Pakistan has officially accepted that its territory was used for Mumbai attacks, and its civilian government has arrested scores of Mumbai terror suspects. However, the fact that Lashkar-e-Tayyiba chief, Hafiz Saeed, was freed by the court does create a reason for India to criticize Pakistan for not “doing enough” in bringing the culprits of Mumbai terrorism to task. However, to argue that Pakistan’s current fight against Taliban in South Waziristan is in contrast with US counter-terrorism agenda in the region is quite unreasonable, especially when Islamabad’s success against Taliban first in Swat and now in South Waziristan is being appreciated by the outside world.

The China Factor

On its own, India has attempted to reach out to the Kashmiri resistance groups—but without any role of Pakistan in the negotiated settlement of the dispute. The All Parties Hurriyet Conference (APHC), a representative body of a number of Kashmiri resistance group, does not subscribe to such a course. That is why its Chairman Mirwaiz Umar Farooq recently stated a just solution to the Kashmir dispute could be brought about only through tripartite talks—participated by Pakistan, India and Kashmiris. He even proposed the inclusion of China in any future negotiations over Kashmir.

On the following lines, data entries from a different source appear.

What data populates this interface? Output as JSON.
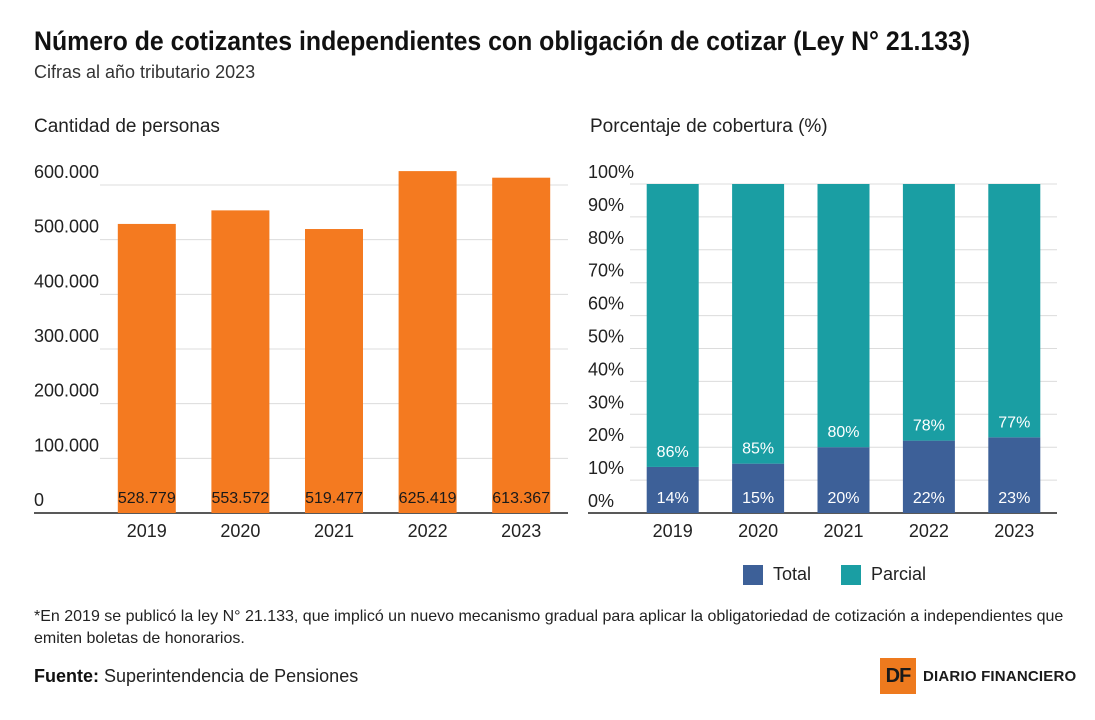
{
  "header": {
    "title": "Número de cotizantes independientes con obligación de cotizar (Ley N° 21.133)",
    "subtitle": "Cifras al año tributario 2023"
  },
  "chart_data": [
    {
      "type": "bar",
      "title": "Cantidad de personas",
      "categories": [
        "2019",
        "2020",
        "2021",
        "2022",
        "2023"
      ],
      "values": [
        528779,
        553572,
        519477,
        625419,
        613367
      ],
      "value_labels": [
        "528.779",
        "553.572",
        "519.477",
        "625.419",
        "613.367"
      ],
      "y_ticks": [
        "0",
        "100.000",
        "200.000",
        "300.000",
        "400.000",
        "500.000",
        "600.000"
      ],
      "ylim": [
        0,
        600000
      ],
      "grid": true,
      "color": "#f47a20"
    },
    {
      "type": "bar",
      "stacked": true,
      "title": "Porcentaje de cobertura (%)",
      "categories": [
        "2019",
        "2020",
        "2021",
        "2022",
        "2023"
      ],
      "series": [
        {
          "name": "Total",
          "values": [
            14,
            15,
            20,
            22,
            23
          ],
          "labels": [
            "14%",
            "15%",
            "20%",
            "22%",
            "23%"
          ],
          "color": "#3d6098"
        },
        {
          "name": "Parcial",
          "values": [
            86,
            85,
            80,
            78,
            77
          ],
          "labels": [
            "86%",
            "85%",
            "80%",
            "78%",
            "77%"
          ],
          "color": "#1a9ea3"
        }
      ],
      "y_ticks": [
        "0%",
        "10%",
        "20%",
        "30%",
        "40%",
        "50%",
        "60%",
        "70%",
        "80%",
        "90%",
        "100%"
      ],
      "ylim": [
        0,
        100
      ],
      "grid": true,
      "legend_position": "bottom"
    }
  ],
  "footer": {
    "note": "*En 2019 se publicó la ley N° 21.133, que implicó un nuevo mecanismo gradual para aplicar la obligatoriedad de cotización a independientes que emiten boletas de honorarios.",
    "source_label": "Fuente:",
    "source_text": "Superintendencia de Pensiones",
    "logo_mark": "DF",
    "logo_name": "DIARIO FINANCIERO"
  }
}
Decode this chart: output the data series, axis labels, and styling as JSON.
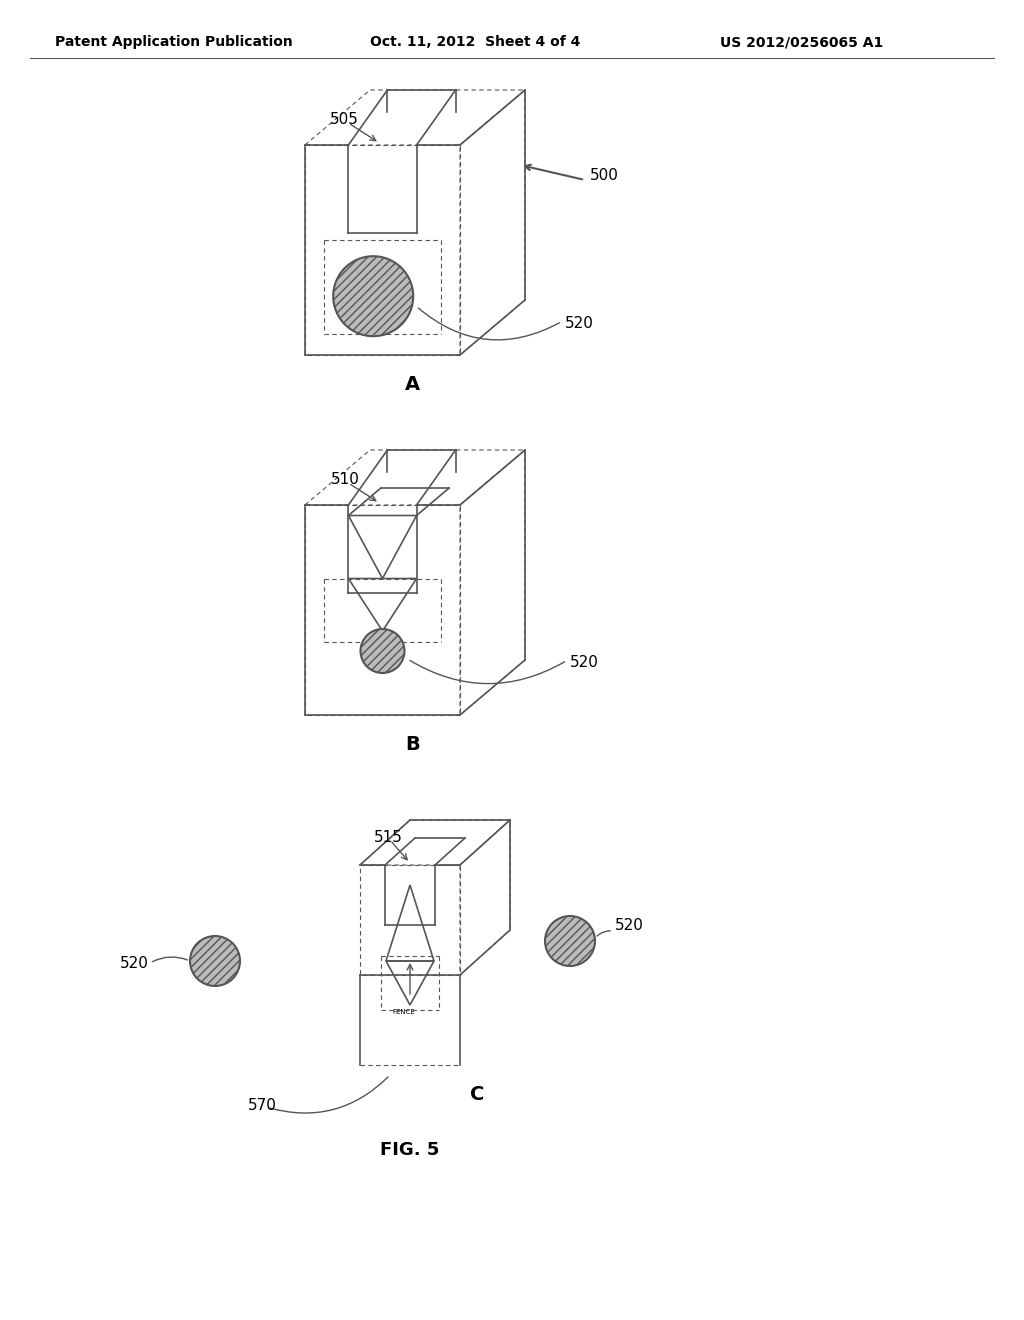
{
  "bg_color": "#ffffff",
  "header_left": "Patent Application Publication",
  "header_mid": "Oct. 11, 2012  Sheet 4 of 4",
  "header_right": "US 2012/0256065 A1",
  "fig_label": "FIG. 5",
  "panel_A_label": "A",
  "panel_B_label": "B",
  "panel_C_label": "C",
  "ref_500": "500",
  "ref_505": "505",
  "ref_510": "510",
  "ref_515": "515",
  "ref_520": "520",
  "ref_570": "570",
  "line_color": "#555555",
  "circle_fill": "#b8b8b8",
  "circle_edge": "#555555"
}
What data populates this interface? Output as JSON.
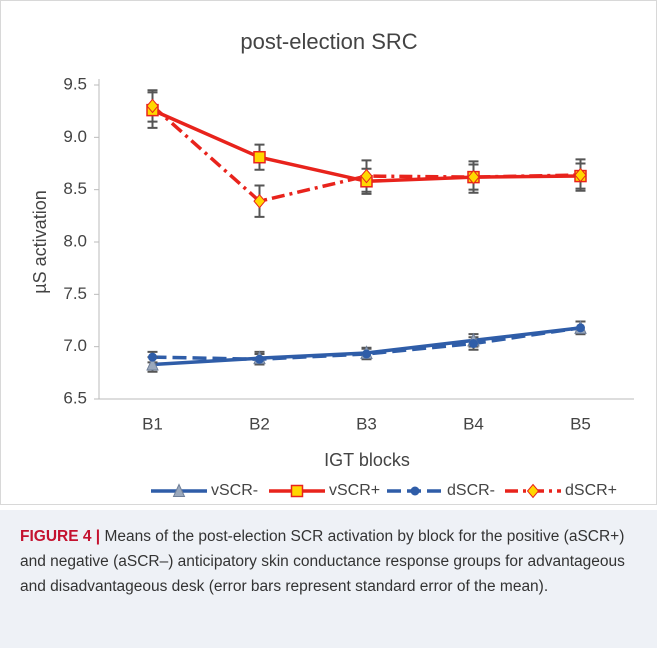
{
  "chart_data": {
    "type": "line",
    "title": "post-election SRC",
    "xlabel": "IGT blocks",
    "ylabel": "µS activation",
    "categories": [
      "B1",
      "B2",
      "B3",
      "B4",
      "B5"
    ],
    "ylim": [
      6.5,
      9.5
    ],
    "yticks": [
      6.5,
      {
        "value": 7,
        "label": "7.0"
      },
      7.5,
      {
        "value": 8,
        "label": "8.0"
      },
      8.5,
      {
        "value": 9,
        "label": "9.0"
      },
      9.5
    ],
    "grid": false,
    "legend": "bottom",
    "series": [
      {
        "name": "vSCR-",
        "color": "#2f5da8",
        "dash": "solid",
        "marker": "triangle",
        "marker_color": "#9aa8bc",
        "values": [
          6.83,
          6.89,
          6.94,
          7.06,
          7.18
        ],
        "errors": [
          0.07,
          0.06,
          0.05,
          0.06,
          0.06
        ]
      },
      {
        "name": "vSCR+",
        "color": "#e8231c",
        "dash": "solid",
        "marker": "square",
        "marker_color": "#ffd700",
        "values": [
          9.26,
          8.81,
          8.58,
          8.62,
          8.63
        ],
        "errors": [
          0.17,
          0.12,
          0.12,
          0.12,
          0.12
        ]
      },
      {
        "name": "dSCR-",
        "color": "#2f5da8",
        "dash": "dashed",
        "marker": "circle",
        "marker_color": "#2f5da8",
        "values": [
          6.9,
          6.88,
          6.93,
          7.03,
          7.18
        ],
        "errors": [
          0.05,
          0.05,
          0.05,
          0.06,
          0.06
        ]
      },
      {
        "name": "dSCR+",
        "color": "#e8231c",
        "dash": "dashdot",
        "marker": "diamond",
        "marker_color": "#ffd700",
        "values": [
          9.3,
          8.39,
          8.63,
          8.62,
          8.64
        ],
        "errors": [
          0.15,
          0.15,
          0.15,
          0.15,
          0.15
        ]
      }
    ]
  },
  "caption": {
    "label": "FIGURE 4 |",
    "text": "Means of the post-election SCR activation by block for the positive (aSCR+) and negative (aSCR–) anticipatory skin conductance response groups for advantageous and disadvantageous desk (error bars represent standard error of the mean)."
  }
}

The role of China in Kashmir was first highlighted this year when Beijing started to issue visas to Indian Kashmiris on separate sheets—rather than stamps in an Indian passport. That implied to Indians that China questioned India's rule over Kashmir. India responded to the Chinese move by allowing Tibet's spiritual leader, the Dalai Lama, to visit the Arunachal Pradesh region near the Chinese border in November. New Delhi has likewise criticized the recent joint statement of Presidents Obama and Hu. Mistrust between India and China has grown this year over the disputed Indian border state of, especially with the visit of the exiled Dalai Lama. The two countries fought a brief but bloody war in 1962.

Resolving the Kashmir dispute is central to peace in South Asia, a region already overshadowed by terrorist violence in Pakistan and Afghanistan. In other words, combating terrorism in this volatile region requires solving the 62-year dispute, which has already caused three wars and as many, if not more, standoffs between the two countries.

Terrorist Ambitions

Lashkar-e-Tayyiba, the organization which allegedly conducted the November 2008 terrorist assaults in Mumbai, and other al-Qaeda affiliates in the region seek their existential and operational legitimacy from the continuing prevalence of unresolved Muslim conflicts such as Kashmir.

A former activist of Lashkar-e-Tayyiba, for instance, told Kamran Haider of Reuters recently in an interview that his group could “strike again despite Pakistani efforts to rein it in.”

”I don't know whether they'll carry out another attack like Mumbai, but for sure they won't leave India in peace as long as Kashmir is not resolved," he was quoted as saying. "Their goal is Kashmir freedom. It's the priority. They still pray for the freedom of Kashmir every time they finish their prayers."

The above statement makes the inherent danger in the unresolved Kashmir dispute very clear. Its non-resolution will continue to fuel non-state terrorism, provide a pretext to violent non-state actors in the region to engage in militancy, including terrorism, and distract Pakistan as a frontline counter-terrorist state in the region from proactively combating terrorism.

Given that, both India and Pakistan can no longer afford the luxury of pursuing a peace process which only produces cosmetic results in trade, transport and confidence-building spheres and does not address the core issues of dispute between the two countries such as Kashmir.

Instead of making irresponsible statements on Kashmir, which generate unnecessary controversy, dimming hopes for the resumption of dialogue between India and Pakistan, the Indian leadership should come forward and join its Pakistani counterpart’s thus far unilateral chorus on starting a “meaningful and constructive” process to once and for all resolve a dispute on the basis of which terrorist groups thrive and jeopardize regional peace and stability.